= Pei Zhi =

Pei Zhi (裴贄) (died 905), courtesy name Jingchen (敬臣), was an official of the Chinese Tang dynasty, serving as a chancellor from 900 to 903 during the reign of Emperor Zhaozong. In 905, as the warlord Zhu Quanzhong the military governor of Xuanwu Circuit (宣武, headquartered in modern Kaifeng, Henan) prepared to seize the throne, Zhu carried out a major purge of high-level Tang officials. Pei, while not targeted in the first wave of the purge, was eventually exiled and then ordered to commit suicide.

== Background and early career ==
It is not known when Pei Zhi was born. He was from the Middle Juan Pei of Pei clan of Hedong, which claimed its ancestry ultimately from the mythical emperor Zhuanxu. The traceable parts of Pei Zhi's ancestry included officials of the Han dynasty, Cao Wei, Northern Wei, Northern Zhou, Sui dynasty, and Tang dynasty. His grandfather Pei Ji (裴稷) was a prefectural prefect, while his father Pei Chu (裴儲) was a secretary general of the supreme court. One of Pei Ji's nephews, Pei Tan, was a chancellor during the reign of Emperor Xizong.

At some point, Pei Zhi passed the imperial examinations in the Jinshi (進士) class. He thereafter successively served as You Bujue (右補闕), a low-level advisory official at the legislative bureau of government (中書省, Zhongshu Sheng); deputy chief imperial censor (御史中丞, Yushi Zhongcheng); and minister of justice (刑部尚書, Xingbu Shangshu).

== Chancellorship ==
In 900, by which time Emperor Xizong's brother Emperor Zhaozong was emperor, Pei Zhi was made Zhongshu Shilang (中書侍郎), the deputy head of the legislative bureau; he was also made a chancellor with the designation Tong Zhongshu Menxia Pingzhangshi (同中書門下平章事). He was also soon given the additional post of minister of census (戶部尚書, Hubu Shangshu). At one point, Emperor Zhaozong suspected that Pei, despite a stern appearance, was actually sexually immoral, and asked the trusted imperial scholar Han Wo for his opinion. Han pointed out that the reason why rumors of immorality may have developed against Pei was that Pei was friendly to his clan members and allowed many of them to live in his mansion, and that it was those people's associations with other people that caused rumors to taint Pei — and, in stating so, Han also referred to Pei Zhi as a nephew of Pei Tan's, knowing that since Pei Tan served Emperor Zhaozong's and Emperor Xizong's father Emperor Yizong, Emperor Zhaozong would be touched by that reference. Emperor Zhaozong thereafter took no action against Pei Zhi. In 901, when Emperor Zhaozong was forcibly seized by the powerful eunuchs led by Han Quanhui and taken to Fengxiang Circuit (鳳翔, headquartered in modern Baoji, Shaanxi), then ruled by the eunuchs' ally, the warlord Li Maozhen, Emperor Zhaozong commissioned Pei as the defender of Daming Palace (大明宮).

== Removal and death ==
In 903, by which time another warlord, Zhu Quanzhong the military governor (Jiedushi) of Xuanwu Circuit (宣武, headquartered in modern Kaifeng, Henan) had defeated Li Maozhen and forced Li to slaughter the eunuchs and deliver the emperor to him, Emperor Zhaozong was returned to Chang'an. Thereafter, Pei Zhi was removed from his chancellor post in favor of Dugu Sun, and was instead made Zuo Pushe (左僕射), one of the heads of the executive bureau (尚書省, Shangshu Sheng). He was then allowed to retire with the honorific title of Sikong (司空, one of the Three Excellencies).
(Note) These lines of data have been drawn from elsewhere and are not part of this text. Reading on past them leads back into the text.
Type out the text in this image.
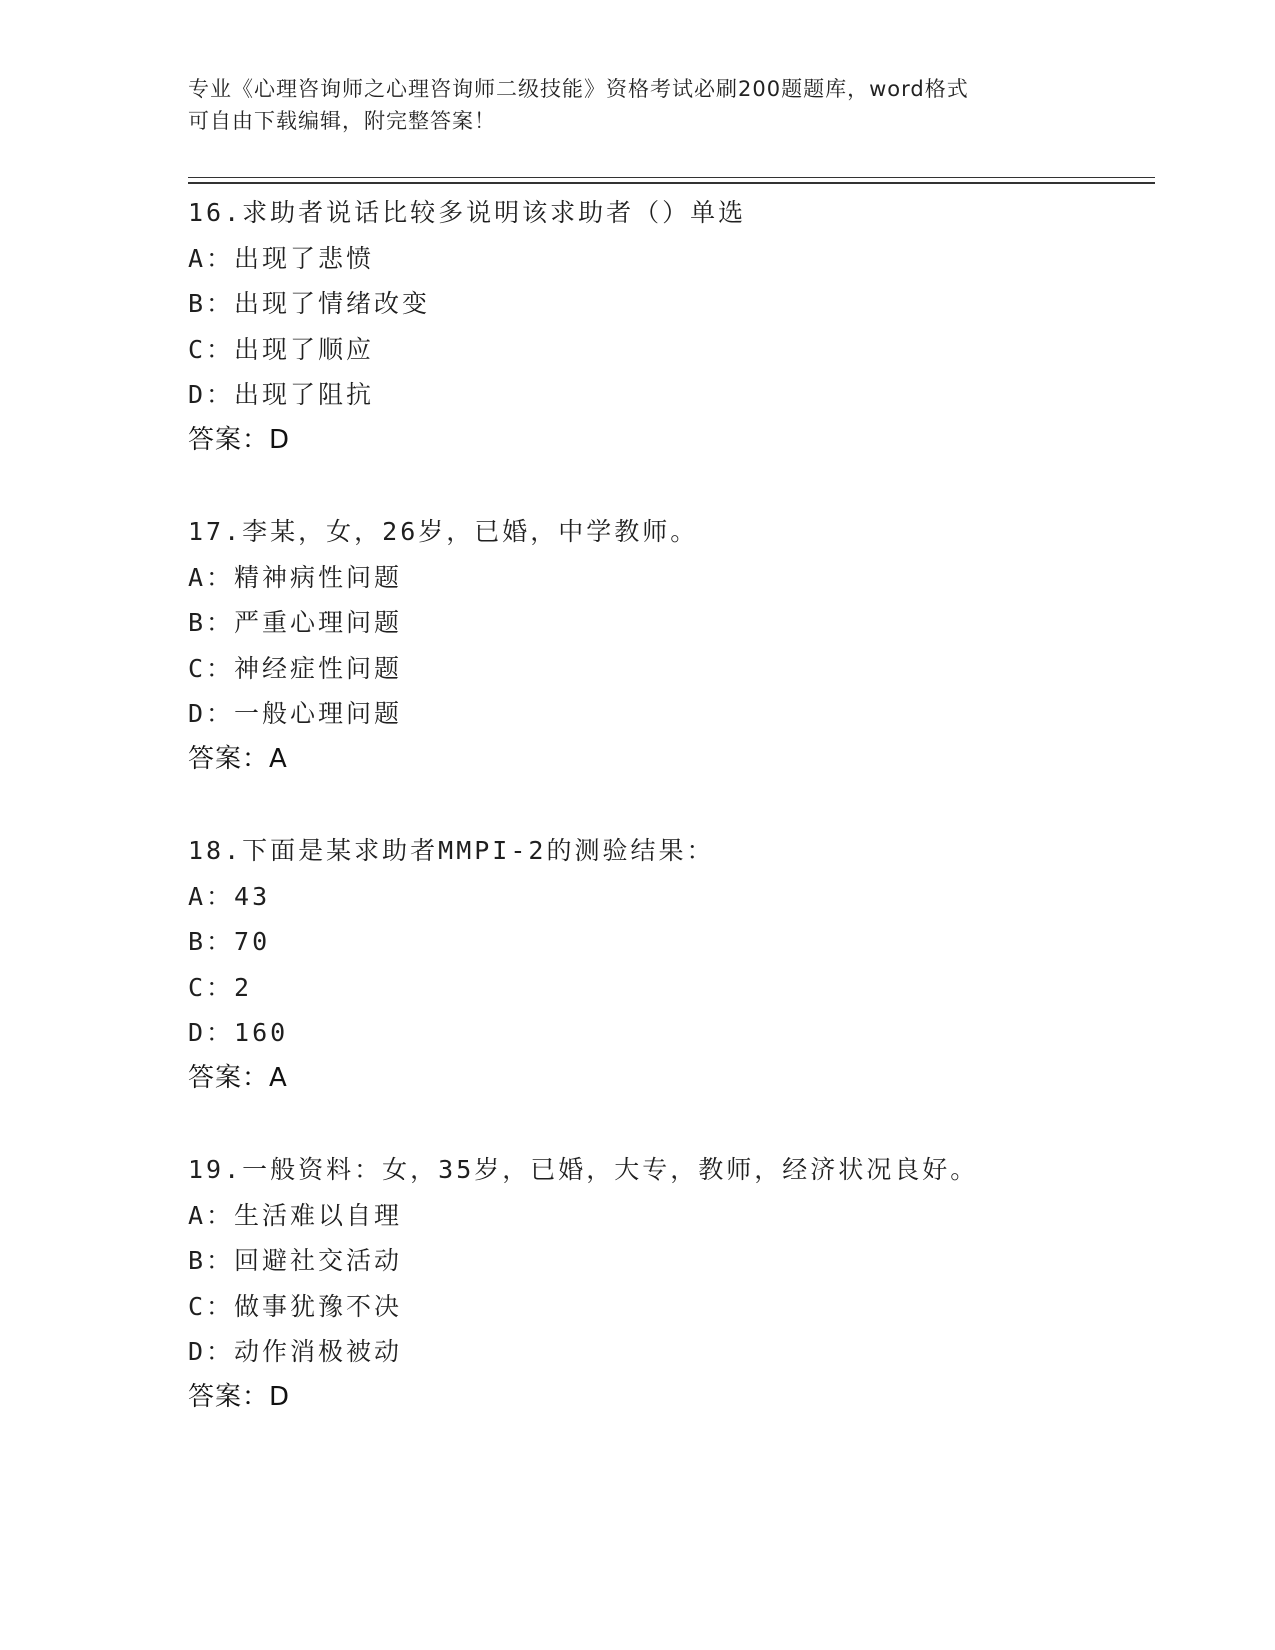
专业《心理咨询师之心理咨询师二级技能》资格考试必刷200题题库，word格式
可自由下载编辑，附完整答案！
16.求助者说话比较多说明该求助者（）单选
A：出现了悲愤
B：出现了情绪改变
C：出现了顺应
D：出现了阻抗
答案：D
17.李某，女，26岁，已婚，中学教师。
A：精神病性问题
B：严重心理问题
C：神经症性问题
D：一般心理问题
答案：A
18.下面是某求助者MMPI-2的测验结果：
A：43
B：70
C：2
D：160
答案：A
19.一般资料：女，35岁，已婚，大专，教师，经济状况良好。
A：生活难以自理
B：回避社交活动
C：做事犹豫不决
D：动作消极被动
答案：D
In 905, by which time Zhu, in preparing of seizing the throne, had assassinated Emperor Zhaozong and replaced him with his son Emperor Ai, Zhu's associates Liu Can and Li Zhen persuaded Zhu to carry out a major purge of high-level Tang officials from aristocratic families. Pei was not targeted in the first wave, which claimed the lives of former chancellors Pei Shu, Dugu, Cui Yuan, and Lu Yi, among others. However, soon thereafter, he was exiled to be the census officer at Qing Prefecture (青州, in modern Weifang, Shandong), and then ordered to commit suicide.

== Notes and references ==

- New Book of Tang, vol. 182.
- Zizhi Tongjian, vols. 262, 264, 265.